I'm an introvert. I can admit this with no guilt or shame - I am who I am. I much prefer to spend time alone ( in my room or a library ) with books, the internet, music, and just my own company. Cats welcome, but humans usually not.
In today's society and throughout most of the world, being extroverted is prized as the more superior or desirable trait to have. Introverts like myself are seen as weird, social outcasts, loners, or at worst - problems to be fixed. Most of the self-help books you pick up today promote socializing and group work and being outgoing, something that often times doesn't work for those of us who prefer to curl up with a good book rather than go out for drinks on a Wednesday night.

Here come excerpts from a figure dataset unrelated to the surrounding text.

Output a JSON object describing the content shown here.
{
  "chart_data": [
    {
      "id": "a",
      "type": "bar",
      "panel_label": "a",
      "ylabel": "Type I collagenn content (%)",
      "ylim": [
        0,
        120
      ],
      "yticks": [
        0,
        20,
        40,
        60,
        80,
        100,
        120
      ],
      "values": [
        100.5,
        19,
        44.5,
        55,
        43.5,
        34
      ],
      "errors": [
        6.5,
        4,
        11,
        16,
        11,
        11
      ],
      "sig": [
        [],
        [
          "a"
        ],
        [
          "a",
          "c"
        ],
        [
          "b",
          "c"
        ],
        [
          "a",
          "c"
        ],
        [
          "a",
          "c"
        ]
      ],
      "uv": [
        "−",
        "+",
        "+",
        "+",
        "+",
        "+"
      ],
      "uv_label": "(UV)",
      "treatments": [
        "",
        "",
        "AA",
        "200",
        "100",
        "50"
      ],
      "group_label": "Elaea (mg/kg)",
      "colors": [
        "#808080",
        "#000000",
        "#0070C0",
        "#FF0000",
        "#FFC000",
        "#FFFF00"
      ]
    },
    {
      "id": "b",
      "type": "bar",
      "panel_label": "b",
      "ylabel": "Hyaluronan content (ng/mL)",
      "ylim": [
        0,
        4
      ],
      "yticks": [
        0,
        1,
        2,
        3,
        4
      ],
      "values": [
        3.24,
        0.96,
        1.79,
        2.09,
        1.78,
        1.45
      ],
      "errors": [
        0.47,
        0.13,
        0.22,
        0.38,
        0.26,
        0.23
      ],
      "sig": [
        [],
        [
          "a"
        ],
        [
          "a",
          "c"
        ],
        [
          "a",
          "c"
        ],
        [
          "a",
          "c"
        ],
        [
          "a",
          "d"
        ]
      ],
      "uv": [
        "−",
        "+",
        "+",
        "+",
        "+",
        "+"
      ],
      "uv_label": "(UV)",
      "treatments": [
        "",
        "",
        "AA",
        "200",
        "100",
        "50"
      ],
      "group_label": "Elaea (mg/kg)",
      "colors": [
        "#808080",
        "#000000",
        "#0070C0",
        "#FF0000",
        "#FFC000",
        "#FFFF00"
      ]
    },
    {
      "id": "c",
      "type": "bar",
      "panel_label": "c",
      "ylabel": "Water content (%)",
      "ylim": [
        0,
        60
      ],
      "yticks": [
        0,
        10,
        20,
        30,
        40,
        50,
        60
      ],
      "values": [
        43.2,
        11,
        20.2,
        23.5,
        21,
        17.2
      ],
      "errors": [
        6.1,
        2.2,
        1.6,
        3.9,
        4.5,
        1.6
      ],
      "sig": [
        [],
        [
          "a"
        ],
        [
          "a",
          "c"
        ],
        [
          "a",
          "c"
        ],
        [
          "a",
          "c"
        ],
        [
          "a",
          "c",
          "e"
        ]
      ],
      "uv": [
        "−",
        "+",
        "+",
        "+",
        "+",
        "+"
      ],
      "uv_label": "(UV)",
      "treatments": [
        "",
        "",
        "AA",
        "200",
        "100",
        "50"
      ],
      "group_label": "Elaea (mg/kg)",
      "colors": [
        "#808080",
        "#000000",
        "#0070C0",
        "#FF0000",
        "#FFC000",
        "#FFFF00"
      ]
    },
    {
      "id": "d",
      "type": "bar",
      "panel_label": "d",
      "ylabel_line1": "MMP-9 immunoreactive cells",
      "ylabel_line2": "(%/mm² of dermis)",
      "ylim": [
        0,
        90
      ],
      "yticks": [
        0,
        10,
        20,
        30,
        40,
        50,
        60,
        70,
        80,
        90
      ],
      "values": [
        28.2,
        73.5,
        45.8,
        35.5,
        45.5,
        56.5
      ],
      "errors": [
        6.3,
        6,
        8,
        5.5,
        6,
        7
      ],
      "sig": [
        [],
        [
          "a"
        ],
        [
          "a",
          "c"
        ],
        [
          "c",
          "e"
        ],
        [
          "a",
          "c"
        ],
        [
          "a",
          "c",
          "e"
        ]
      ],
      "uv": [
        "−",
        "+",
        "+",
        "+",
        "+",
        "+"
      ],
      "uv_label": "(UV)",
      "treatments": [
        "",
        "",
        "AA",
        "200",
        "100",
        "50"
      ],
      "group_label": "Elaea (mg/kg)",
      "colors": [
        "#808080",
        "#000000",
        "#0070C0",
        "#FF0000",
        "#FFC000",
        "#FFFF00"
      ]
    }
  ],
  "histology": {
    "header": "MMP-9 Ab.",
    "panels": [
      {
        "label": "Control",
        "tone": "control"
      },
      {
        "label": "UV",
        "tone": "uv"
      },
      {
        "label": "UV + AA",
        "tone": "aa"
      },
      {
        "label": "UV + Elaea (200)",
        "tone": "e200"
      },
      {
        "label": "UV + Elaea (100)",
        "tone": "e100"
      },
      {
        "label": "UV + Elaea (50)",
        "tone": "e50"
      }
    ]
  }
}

But there's nothing wrong with being introverted. Not at all.
I'm gonna go out on a limb here and suppose that most of us dark little cookies fall closer to the introvert side of the spectrum. I'm going to assume that most of us prefer to spend time with our close friends or family, doing our own thing. Maybe you're into reading, maybe it's music, or maybe it's heading out into the unknown with just your camera.

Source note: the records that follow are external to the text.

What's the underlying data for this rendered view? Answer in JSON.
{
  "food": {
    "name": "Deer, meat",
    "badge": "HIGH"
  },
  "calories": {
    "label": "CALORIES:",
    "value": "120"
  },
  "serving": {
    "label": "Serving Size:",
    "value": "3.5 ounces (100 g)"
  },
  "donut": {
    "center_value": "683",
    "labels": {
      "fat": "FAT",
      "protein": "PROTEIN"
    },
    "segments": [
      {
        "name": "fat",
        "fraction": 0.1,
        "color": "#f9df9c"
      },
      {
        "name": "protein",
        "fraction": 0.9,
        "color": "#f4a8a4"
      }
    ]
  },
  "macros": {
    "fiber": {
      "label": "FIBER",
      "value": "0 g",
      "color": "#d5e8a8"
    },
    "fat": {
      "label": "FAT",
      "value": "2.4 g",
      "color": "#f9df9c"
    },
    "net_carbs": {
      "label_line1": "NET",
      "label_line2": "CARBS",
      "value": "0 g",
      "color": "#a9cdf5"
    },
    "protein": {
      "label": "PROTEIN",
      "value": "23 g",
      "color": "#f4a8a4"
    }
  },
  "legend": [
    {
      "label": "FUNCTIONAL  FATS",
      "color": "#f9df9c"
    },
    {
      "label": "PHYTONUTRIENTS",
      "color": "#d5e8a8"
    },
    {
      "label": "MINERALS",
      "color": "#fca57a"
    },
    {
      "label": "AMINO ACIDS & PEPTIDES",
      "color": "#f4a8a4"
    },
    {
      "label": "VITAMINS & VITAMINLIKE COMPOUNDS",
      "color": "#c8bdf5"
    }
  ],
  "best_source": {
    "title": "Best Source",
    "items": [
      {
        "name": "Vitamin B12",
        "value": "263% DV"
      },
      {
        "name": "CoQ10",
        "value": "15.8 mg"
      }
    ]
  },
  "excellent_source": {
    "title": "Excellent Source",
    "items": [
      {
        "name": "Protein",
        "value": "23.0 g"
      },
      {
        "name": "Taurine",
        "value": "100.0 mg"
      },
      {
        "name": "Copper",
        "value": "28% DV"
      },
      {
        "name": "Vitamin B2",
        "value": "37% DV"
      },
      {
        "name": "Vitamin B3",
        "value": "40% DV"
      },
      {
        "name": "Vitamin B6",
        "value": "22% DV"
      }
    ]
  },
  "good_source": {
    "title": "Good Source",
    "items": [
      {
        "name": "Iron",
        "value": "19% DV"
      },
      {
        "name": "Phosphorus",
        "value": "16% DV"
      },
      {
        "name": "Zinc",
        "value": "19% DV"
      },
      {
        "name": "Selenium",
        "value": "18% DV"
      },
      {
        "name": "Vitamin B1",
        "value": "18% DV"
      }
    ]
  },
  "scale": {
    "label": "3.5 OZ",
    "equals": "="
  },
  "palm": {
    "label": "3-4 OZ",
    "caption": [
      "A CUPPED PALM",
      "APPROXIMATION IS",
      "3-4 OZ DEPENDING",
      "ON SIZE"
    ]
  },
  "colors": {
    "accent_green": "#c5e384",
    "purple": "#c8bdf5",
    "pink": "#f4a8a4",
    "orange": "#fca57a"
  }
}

But in all that time alone you're allowing your mind to expand and grow, to become more as a person, an intellectual even. Possibly why those in the Goth community are considered higher up on the "smarts" scale. Some pretty innovative ideas and solutions have come from more introverted minds. Some of the greatest literature in the last century came from introverts. Most of our technology was born from the minds of introverts. There's power there in solitude.
So the next time someone tells you to get out more, to talk to people more, or be more outgoing, just keep in mind that YOU might be the next great inventor and YOUR mind might change the world.
Now, I'm gonna get back to my textbook on American dialects. Laterz!